The internet is broader than the web: it also carries email, IP telephony, file sharing, and IoT traffic. Hypertext transfer protocol (HTTP) manages web data communications and defines browser/server behavior, while Hypertext markup language (HTML) authors the pages. Sir Tim Berners-Lee invented both at CERN in the early 1990s, enabling hyperlinking.
HTTPS encrypts the browser-to-website connection and by 2016 exceeded plain HTTP traffic. Extensible markup language (XML) also uses tags, but unlike HTML (which describes how content displays) XML describes the data being produced, enabling automatic high-volume processing and so requiring extra privacy attention.
⚠️ HTML vs XML
Exam trap: HTML describes how content should be displayed; XML describes the data itself. Conflating them is a common error.
Key terms - quick answers
What is “Hypertext transfer protocol (HTTP)”?
An application protocol that formats and transmits messages over a TCP/IP network and defines how servers and browsers respond to commands.
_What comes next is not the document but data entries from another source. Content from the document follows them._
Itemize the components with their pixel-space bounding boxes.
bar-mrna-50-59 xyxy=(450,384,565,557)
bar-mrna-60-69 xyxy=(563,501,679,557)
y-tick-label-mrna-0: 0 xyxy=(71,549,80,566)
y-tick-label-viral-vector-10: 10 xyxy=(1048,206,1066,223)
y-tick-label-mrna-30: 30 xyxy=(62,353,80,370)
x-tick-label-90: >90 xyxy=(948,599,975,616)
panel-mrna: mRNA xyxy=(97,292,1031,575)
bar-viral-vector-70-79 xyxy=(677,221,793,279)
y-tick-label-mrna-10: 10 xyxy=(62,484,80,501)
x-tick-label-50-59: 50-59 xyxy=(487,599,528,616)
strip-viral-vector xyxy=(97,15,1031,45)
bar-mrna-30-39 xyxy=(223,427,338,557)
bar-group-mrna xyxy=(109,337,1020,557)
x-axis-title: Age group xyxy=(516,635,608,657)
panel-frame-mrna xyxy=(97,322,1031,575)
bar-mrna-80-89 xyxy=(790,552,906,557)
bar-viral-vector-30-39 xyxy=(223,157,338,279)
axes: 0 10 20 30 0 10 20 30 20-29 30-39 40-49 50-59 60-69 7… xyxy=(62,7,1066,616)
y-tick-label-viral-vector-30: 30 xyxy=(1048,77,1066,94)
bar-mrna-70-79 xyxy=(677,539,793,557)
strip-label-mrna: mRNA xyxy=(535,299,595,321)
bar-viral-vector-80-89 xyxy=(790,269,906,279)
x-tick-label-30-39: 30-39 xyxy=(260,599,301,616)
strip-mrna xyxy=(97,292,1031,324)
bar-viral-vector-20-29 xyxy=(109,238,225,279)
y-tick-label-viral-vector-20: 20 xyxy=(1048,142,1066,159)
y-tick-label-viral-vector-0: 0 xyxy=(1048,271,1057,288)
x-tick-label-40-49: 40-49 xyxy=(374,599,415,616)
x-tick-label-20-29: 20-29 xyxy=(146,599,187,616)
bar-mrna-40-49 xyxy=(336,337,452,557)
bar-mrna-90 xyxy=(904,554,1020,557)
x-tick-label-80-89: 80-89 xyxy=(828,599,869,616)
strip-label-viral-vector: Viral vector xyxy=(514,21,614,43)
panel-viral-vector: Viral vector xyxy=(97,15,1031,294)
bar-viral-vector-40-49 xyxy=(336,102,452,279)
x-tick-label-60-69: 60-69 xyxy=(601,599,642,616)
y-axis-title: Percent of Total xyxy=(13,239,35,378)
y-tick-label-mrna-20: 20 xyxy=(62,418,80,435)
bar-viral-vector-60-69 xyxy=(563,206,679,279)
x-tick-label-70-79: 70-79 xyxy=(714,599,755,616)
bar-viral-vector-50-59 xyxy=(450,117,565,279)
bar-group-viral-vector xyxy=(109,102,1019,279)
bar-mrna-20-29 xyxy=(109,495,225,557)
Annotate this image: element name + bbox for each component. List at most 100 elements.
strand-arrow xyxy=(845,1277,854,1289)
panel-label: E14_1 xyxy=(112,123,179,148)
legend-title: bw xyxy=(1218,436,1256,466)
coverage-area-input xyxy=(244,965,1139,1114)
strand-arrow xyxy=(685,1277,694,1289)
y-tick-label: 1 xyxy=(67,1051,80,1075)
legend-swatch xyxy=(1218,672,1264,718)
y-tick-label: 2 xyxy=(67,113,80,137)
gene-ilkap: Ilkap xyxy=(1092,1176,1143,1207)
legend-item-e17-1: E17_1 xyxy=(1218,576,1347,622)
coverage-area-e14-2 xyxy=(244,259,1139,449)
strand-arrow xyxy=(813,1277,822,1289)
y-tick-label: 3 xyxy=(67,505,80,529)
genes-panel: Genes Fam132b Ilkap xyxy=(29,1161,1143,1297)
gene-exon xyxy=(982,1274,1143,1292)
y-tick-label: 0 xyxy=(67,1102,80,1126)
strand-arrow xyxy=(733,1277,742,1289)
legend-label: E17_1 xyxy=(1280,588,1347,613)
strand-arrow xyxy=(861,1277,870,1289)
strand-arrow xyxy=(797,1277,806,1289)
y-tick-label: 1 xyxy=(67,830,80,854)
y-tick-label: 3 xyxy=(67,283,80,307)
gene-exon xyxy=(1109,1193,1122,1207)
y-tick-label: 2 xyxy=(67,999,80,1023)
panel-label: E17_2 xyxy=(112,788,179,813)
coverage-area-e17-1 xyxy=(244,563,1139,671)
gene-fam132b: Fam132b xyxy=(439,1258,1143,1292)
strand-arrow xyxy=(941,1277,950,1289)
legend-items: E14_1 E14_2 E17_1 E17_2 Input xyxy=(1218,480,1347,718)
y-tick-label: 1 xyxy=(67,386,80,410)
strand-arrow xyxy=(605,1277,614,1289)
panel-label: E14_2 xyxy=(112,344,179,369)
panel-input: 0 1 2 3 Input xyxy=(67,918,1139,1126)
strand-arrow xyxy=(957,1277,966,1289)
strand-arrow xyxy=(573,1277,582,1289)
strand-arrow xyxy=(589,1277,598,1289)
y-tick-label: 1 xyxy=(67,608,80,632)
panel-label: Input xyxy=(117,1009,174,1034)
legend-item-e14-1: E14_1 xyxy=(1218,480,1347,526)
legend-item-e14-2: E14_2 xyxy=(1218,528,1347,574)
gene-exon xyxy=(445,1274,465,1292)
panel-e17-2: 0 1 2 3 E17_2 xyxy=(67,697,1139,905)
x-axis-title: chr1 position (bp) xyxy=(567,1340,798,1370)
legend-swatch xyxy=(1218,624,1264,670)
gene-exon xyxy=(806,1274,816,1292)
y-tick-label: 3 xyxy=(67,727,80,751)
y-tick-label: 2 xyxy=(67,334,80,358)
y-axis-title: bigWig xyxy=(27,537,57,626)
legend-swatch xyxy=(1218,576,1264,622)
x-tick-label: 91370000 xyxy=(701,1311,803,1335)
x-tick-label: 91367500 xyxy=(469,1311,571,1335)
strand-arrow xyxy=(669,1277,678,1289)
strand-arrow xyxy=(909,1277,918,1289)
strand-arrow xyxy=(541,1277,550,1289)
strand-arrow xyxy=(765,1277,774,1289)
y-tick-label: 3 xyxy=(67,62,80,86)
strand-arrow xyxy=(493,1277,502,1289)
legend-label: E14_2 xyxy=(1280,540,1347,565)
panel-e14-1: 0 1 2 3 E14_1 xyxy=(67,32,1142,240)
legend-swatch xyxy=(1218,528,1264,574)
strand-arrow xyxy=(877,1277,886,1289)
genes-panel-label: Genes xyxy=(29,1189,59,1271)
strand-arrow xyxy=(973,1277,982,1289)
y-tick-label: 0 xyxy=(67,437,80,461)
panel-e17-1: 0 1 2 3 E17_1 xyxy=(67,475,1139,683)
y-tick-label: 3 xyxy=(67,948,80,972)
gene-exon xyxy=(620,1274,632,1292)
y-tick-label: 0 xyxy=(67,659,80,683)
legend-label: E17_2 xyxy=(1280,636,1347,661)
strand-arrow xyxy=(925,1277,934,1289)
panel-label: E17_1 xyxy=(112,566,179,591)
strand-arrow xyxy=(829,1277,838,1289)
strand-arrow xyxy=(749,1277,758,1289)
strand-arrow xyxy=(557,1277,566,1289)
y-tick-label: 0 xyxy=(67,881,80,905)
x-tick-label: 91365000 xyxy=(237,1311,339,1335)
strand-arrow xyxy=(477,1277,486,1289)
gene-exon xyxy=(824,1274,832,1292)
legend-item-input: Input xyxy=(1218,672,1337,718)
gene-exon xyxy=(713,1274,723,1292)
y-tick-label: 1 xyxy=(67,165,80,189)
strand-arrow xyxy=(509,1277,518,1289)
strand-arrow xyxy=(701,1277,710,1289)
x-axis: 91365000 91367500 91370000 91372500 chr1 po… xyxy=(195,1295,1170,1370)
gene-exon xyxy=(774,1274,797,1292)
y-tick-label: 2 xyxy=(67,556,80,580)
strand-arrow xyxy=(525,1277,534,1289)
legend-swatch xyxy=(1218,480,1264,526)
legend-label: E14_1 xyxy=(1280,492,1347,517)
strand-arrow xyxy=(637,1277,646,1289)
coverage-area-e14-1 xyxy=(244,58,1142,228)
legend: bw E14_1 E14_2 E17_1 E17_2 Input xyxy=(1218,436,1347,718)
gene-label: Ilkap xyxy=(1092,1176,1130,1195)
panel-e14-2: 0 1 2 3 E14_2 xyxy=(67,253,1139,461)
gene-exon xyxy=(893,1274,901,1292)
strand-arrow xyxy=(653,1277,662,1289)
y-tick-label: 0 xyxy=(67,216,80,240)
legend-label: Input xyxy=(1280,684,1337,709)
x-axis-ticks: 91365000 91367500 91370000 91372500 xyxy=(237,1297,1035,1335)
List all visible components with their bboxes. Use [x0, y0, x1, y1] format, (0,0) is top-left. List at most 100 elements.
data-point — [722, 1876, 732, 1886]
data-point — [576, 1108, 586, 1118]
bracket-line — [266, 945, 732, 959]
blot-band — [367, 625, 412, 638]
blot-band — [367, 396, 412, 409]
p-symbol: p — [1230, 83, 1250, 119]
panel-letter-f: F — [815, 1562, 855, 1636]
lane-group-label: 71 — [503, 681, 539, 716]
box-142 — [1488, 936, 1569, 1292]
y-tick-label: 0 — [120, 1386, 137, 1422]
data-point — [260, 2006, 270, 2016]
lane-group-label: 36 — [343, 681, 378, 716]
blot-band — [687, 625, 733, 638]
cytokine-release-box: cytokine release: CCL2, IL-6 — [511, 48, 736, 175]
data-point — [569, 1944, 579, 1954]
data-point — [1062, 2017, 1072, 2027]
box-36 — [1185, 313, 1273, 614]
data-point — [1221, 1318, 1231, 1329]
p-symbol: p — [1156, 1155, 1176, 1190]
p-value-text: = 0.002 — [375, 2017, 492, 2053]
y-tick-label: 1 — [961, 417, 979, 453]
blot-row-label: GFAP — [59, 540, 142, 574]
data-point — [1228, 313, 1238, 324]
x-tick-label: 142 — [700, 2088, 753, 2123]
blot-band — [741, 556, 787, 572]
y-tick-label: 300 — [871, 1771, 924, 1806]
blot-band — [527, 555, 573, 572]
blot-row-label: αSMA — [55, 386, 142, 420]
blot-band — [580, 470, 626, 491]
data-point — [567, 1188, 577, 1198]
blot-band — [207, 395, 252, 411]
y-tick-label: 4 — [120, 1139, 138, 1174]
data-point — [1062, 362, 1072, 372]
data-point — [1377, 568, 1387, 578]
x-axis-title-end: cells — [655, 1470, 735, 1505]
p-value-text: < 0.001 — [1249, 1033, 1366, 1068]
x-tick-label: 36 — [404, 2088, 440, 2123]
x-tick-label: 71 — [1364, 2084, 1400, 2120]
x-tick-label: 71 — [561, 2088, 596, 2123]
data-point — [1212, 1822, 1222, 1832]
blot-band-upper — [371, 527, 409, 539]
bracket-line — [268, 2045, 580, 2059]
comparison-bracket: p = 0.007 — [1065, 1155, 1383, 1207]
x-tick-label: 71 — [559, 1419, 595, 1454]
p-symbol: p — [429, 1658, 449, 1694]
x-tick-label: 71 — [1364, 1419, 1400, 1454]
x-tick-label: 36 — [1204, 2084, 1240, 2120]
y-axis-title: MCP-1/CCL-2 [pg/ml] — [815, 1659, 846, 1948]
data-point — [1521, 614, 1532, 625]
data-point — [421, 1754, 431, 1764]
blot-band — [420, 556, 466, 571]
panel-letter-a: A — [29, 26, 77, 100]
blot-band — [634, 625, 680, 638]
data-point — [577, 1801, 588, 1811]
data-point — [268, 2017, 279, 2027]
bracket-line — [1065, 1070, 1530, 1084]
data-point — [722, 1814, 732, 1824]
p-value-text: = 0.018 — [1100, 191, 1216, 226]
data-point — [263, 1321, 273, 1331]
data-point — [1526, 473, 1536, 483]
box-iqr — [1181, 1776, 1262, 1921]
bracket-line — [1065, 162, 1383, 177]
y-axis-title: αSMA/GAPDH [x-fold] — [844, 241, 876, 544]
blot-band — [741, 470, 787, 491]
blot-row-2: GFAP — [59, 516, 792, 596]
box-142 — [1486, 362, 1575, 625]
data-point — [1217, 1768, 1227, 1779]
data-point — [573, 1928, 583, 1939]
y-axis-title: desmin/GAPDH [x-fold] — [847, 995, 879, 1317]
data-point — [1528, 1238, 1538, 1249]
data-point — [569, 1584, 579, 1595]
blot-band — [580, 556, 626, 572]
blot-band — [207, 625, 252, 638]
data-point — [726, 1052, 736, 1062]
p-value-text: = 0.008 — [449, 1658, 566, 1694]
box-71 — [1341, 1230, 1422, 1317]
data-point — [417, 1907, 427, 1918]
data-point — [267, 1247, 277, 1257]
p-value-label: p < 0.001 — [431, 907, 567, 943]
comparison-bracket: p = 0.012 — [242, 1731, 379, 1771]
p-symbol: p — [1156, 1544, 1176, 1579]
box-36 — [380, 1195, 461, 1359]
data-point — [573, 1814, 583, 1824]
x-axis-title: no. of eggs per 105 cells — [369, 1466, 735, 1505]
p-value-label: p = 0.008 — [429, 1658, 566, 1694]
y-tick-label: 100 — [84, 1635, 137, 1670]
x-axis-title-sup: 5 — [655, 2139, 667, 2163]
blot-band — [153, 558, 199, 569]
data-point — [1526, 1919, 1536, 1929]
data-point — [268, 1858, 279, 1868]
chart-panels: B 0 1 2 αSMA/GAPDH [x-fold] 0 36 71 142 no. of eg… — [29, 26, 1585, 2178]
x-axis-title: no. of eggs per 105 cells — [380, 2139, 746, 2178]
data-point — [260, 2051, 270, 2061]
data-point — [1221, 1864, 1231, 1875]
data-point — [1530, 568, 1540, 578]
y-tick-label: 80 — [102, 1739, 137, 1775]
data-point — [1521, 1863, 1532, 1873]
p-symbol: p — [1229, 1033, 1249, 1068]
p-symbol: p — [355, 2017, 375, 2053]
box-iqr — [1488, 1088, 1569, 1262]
What is “Hypertext markup language (HTML)”?
A content-authoring language used to create web pages; HTML5 is the most recent version and can run media without plug-ins.
What is “HTTPS”?
Hypertext transfer protocol secure, which transfers data between browser and website over an encrypted connection; by 2016 it exceeded HTTP traffic.
What is “Extensible markup language (XML)”?
A language that describes content in terms of the data being produced (not how it is displayed), enabling automated high-volume processing.